Kita pernah terpesona dengan Harry Porter, kita mengikuti terus ceritanya Andrea Hirata. Atau bagi generasi Pak Haidar Bagir, atau generasi “saya”, kitapun pernah menjadi tidak sabar mengharapkan kedatangan Marga T yang piawai meracuni kita dengan Karmilanya, atau kisah percintaan seputar mahasiswa dan kampus. Bahkan, siapa diantara kita yang tidak kenal Eddy D. Iskandar yang melahirkan Gita Cinta Dari SMA dan Berlalu Dalam Sunyi yang menghanyutkan dan membuat kita menangis!
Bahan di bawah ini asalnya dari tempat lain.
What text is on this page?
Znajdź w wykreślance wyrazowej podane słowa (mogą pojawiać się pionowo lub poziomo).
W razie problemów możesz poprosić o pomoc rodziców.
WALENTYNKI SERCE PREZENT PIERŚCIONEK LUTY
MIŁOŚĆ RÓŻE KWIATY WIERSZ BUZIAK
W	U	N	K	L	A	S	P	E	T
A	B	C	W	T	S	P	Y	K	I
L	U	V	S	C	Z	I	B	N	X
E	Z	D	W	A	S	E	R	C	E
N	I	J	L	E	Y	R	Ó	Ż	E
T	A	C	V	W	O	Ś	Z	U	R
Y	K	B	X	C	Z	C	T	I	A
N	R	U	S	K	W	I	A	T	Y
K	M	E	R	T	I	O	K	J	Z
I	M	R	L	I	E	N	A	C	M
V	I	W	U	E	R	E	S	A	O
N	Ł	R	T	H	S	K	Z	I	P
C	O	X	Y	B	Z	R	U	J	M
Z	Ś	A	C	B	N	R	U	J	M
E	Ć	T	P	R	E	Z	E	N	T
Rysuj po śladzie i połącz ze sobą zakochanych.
Sama seperti ketika kita membaca buku ini, ya Elizabeth Gilbert, dan kemudian ketika kita menonton filmnya yang manampilkan Julia Robert, juga artis pengalaman kita Christine Hakim dalam Eat Love and Pray, sungguh membuat kita menjadi terpesona.

Tentu saja, terutama bagian III buku ini yang dimulai dari Chapter 73 yang kesemuanya berkisah mengenai Indonesia, tentang Bali, dan terutama romantika pedesaan, persawahan dan pegunungan di Ubud.
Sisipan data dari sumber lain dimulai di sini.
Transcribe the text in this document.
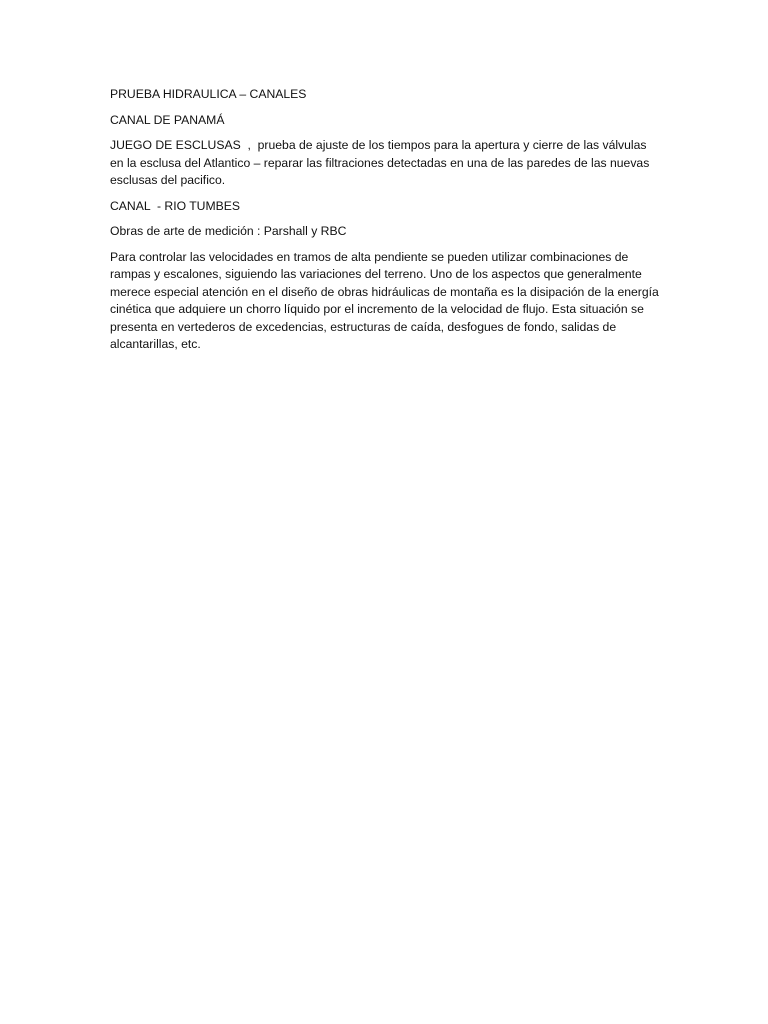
PRUEBA HIDRAULICA – CANALES

CANAL DE PANAMÁ

JUEGO DE ESCLUSAS  ,  prueba de ajuste de los tiempos para la apertura y cierre de las válvulas en la esclusa del Atlantico – reparar las filtraciones detectadas en una de las paredes de las nuevas esclusas del pacifico.

CANAL  - RIO TUMBES

Obras de arte de medición : Parshall y RBC

Para controlar las velocidades en tramos de alta pendiente se pueden utilizar combinaciones de rampas y escalones, siguiendo las variaciones del terreno. Uno de los aspectos que generalmente merece especial atención en el diseño de obras hidráulicas de montaña es la disipación de la energía cinética que adquiere un chorro líquido por el incremento de la velocidad de flujo. Esta situación se presenta en vertederos de excedencias, estructuras de caída, desfogues de fondo, salidas de alcantarillas, etc.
Semua kita menjadi lebih egois, bahkan banyak diantara kita yang meninggalkan Bagian I, kisah-kisah Elizabeth Gilbert di Itali, yang selama 4 bulan dia mengembara, sambil berusaha mempelajari bahasa Itali yang telah diidam-idamkannya sejak kecil.
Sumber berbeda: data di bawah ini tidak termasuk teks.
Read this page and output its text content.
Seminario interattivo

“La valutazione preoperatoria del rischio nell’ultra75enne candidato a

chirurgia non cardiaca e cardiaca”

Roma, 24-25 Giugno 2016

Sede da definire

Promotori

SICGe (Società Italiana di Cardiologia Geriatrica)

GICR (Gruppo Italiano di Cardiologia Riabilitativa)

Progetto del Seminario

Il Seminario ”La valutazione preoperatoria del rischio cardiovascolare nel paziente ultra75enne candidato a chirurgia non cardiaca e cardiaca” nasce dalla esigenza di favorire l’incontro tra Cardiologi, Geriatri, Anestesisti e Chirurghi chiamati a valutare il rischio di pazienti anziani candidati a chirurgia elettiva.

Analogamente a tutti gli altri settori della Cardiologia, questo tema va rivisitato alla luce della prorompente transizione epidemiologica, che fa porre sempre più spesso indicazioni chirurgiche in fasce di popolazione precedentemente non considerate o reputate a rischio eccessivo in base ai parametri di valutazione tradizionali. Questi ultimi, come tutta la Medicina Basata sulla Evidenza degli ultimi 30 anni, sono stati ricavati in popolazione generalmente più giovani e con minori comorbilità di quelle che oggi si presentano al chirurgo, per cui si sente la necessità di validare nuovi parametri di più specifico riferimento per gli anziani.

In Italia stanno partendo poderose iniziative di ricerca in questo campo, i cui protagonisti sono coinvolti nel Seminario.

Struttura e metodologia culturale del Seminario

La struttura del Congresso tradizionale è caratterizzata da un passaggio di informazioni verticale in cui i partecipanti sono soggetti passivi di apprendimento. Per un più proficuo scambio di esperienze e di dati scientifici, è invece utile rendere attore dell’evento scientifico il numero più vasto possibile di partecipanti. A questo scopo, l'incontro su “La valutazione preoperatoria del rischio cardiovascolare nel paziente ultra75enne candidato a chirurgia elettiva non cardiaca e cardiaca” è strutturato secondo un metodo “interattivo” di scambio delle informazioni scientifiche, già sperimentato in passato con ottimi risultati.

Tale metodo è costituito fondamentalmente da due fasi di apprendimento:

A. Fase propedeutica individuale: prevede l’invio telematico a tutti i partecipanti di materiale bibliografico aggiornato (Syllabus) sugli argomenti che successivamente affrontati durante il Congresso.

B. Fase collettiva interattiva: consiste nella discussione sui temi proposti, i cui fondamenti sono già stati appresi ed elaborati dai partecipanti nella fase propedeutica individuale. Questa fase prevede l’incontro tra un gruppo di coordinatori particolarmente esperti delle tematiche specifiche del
Bagi kita, Italia menjadi kurang menarik, sama seperti kita mengikuti Bab II yang mengambil kisah perjalanan yang lebih spritual di India. Kebanyakan kita, saya terlebih-lebih, menjadi tidak sabar dan ingin segera menikmati perjalanan Elizabeth di Ubud!

Saya tidak tahu, tetapi saya berusaha lebih objektif, memang terasa, bagian I dan bagian II cerita ini, tidak pernah melahirkan peristiwa-peristiwa yang mengejutkan bagi pengarangnya. Tidak ada hal yang kuat yang bisa menempatkan peristiwa belajar bahasa (Itali) sebagai sebagai kejadian yang akan membekas di sanubari pengarangnya. Mungkin peristiwa di India sedikit lebih menarik, terutama memperhatikan kisah dan pesta perkawinan yang mau tidak mau bersinggungan dengan peristiwa yang dialami oleh Elizabeth Gilbert yang mendorongnya untuk melakukan perjalanan di 3 negara.